Polarization-tunable compact plasmonic wavelength demultiplexers based on Fano nanoantennas

Abstract

A compact plasmonic wavelength demultiplexer is an essential prerequisite for practical applications, including the next-generation on-chip devices, near-field optical trapping, and micromanipulation. However, alleviating the polarization dependence of the wavelength demultiplexers remains one of the most challenging issues in realizing such a plasmonic device. Here we propose a gold disk-slit-based compact Fano-type nanoantenna capable of launching surface plasmon polaritons (SPPs) directionally when irradiated under different wavelengths of light, realizing a wavelength demultiplexing function.
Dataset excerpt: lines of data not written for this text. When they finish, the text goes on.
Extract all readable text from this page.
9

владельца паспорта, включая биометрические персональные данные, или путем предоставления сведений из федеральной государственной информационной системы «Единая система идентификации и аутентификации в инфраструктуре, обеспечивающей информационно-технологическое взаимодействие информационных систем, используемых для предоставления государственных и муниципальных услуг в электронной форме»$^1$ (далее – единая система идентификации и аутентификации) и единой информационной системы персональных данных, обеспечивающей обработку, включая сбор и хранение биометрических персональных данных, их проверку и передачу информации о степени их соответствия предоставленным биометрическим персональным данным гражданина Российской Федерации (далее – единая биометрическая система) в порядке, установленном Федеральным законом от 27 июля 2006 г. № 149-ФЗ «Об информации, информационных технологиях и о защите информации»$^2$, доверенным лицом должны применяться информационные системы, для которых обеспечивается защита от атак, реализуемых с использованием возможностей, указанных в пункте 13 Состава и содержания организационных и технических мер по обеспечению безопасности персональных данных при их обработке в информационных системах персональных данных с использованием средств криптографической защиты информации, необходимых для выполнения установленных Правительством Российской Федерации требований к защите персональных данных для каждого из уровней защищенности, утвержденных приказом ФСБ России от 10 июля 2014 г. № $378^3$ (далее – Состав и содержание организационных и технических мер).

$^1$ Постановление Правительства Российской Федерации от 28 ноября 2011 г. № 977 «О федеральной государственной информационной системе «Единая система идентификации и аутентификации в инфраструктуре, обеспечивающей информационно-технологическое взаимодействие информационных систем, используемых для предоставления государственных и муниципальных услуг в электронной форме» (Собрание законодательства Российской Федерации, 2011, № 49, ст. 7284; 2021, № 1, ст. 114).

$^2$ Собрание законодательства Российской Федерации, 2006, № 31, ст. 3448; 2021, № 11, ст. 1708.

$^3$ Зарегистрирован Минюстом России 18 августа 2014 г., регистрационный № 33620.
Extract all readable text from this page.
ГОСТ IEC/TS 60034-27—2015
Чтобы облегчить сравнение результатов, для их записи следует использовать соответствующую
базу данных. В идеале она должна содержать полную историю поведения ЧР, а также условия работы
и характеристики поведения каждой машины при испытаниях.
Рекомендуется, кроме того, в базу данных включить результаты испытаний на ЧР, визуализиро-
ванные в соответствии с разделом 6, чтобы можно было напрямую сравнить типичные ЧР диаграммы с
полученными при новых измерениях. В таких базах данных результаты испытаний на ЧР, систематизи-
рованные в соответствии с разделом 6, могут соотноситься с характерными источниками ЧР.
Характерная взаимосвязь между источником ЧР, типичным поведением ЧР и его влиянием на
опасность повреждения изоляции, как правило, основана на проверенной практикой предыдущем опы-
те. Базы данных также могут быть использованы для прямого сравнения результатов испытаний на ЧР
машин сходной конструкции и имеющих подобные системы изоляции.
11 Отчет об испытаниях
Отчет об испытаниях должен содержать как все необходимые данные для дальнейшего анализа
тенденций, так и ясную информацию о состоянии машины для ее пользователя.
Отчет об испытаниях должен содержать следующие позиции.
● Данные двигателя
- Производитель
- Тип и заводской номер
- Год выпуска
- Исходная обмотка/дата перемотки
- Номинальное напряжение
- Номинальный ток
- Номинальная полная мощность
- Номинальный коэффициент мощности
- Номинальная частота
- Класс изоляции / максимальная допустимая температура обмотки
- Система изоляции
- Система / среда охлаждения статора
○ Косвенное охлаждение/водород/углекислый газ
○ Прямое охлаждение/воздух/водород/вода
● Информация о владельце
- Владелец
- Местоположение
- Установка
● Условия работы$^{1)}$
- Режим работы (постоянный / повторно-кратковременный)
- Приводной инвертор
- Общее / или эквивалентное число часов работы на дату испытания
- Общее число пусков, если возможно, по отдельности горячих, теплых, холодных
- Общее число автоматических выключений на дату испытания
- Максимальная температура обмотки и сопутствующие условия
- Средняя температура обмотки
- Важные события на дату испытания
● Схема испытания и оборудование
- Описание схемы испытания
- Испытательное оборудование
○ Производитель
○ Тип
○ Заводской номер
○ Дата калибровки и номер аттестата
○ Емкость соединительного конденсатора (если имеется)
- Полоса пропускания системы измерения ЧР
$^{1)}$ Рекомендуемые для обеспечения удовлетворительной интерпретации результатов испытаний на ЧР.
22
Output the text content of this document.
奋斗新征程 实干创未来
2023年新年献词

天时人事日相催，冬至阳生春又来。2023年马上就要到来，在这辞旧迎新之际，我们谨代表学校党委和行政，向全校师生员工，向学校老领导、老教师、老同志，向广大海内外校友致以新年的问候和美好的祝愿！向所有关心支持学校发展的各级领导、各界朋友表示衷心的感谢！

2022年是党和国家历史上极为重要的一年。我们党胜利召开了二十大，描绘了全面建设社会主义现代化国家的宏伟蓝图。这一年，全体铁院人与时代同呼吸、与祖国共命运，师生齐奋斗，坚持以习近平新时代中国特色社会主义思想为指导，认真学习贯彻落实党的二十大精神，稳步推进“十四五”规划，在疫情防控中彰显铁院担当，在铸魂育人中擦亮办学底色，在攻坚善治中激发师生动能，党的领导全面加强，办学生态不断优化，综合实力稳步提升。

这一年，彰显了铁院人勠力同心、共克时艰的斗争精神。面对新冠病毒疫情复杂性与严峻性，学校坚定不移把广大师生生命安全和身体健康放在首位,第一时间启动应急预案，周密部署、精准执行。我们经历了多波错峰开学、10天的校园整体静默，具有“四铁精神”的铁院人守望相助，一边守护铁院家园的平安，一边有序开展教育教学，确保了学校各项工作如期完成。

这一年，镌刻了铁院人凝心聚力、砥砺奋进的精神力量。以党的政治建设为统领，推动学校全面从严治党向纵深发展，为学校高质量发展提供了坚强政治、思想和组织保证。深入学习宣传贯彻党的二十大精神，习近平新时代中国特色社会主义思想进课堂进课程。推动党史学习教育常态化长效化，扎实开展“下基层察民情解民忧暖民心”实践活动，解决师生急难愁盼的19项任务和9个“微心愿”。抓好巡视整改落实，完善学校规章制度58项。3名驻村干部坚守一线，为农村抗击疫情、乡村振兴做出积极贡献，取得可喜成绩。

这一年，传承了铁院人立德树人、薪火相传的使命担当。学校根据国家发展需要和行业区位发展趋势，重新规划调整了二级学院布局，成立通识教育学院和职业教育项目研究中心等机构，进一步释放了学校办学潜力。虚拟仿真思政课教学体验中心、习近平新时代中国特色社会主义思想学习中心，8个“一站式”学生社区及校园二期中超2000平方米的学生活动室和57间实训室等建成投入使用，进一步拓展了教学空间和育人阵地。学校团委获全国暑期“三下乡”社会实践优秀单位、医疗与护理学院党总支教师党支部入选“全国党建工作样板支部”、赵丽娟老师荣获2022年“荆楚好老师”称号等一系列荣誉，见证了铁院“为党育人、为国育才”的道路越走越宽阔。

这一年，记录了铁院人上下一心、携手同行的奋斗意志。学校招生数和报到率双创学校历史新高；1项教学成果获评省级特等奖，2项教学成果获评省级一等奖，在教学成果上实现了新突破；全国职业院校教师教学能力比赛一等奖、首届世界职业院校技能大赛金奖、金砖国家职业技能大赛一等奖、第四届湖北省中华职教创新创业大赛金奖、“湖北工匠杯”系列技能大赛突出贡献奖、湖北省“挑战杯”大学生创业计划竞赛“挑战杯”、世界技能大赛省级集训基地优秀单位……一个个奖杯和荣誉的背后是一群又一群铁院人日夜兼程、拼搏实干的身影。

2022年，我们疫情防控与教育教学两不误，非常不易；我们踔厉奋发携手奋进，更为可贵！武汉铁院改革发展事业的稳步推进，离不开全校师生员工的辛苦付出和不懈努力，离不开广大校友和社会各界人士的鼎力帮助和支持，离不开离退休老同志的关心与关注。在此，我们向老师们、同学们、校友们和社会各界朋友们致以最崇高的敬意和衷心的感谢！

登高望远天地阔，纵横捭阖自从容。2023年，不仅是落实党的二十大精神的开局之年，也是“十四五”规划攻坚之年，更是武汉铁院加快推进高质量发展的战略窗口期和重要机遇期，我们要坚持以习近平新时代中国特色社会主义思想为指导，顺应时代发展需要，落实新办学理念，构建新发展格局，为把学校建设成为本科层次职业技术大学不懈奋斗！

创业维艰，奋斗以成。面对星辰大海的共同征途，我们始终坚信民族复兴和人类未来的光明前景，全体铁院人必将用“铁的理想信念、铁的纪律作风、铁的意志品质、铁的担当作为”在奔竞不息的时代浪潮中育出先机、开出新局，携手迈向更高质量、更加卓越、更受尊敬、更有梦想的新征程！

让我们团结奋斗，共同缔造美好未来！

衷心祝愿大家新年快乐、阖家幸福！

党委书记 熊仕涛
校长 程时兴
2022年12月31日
More importantly, our simulation results show that the shortage of requirement of specific light polarization direction excitation in such wavelength demultiplexers can be circumvented. Furthermore, it is found that the output channel of the SPP can be switched in multiple directions under different polarization excitations. In addition, the results show that the applicable wave band of the wavelength demultiplexing device can be flexibly adjusted by changing the size of the nanoantenna. The technique of introducing the polarization-tunable function into the wavelength demultiplexers in the plasmonic interconnect application enhances the freedom of information transmission and offers a promising building block for future high-speed and high-bandwidth on-chip optical communication.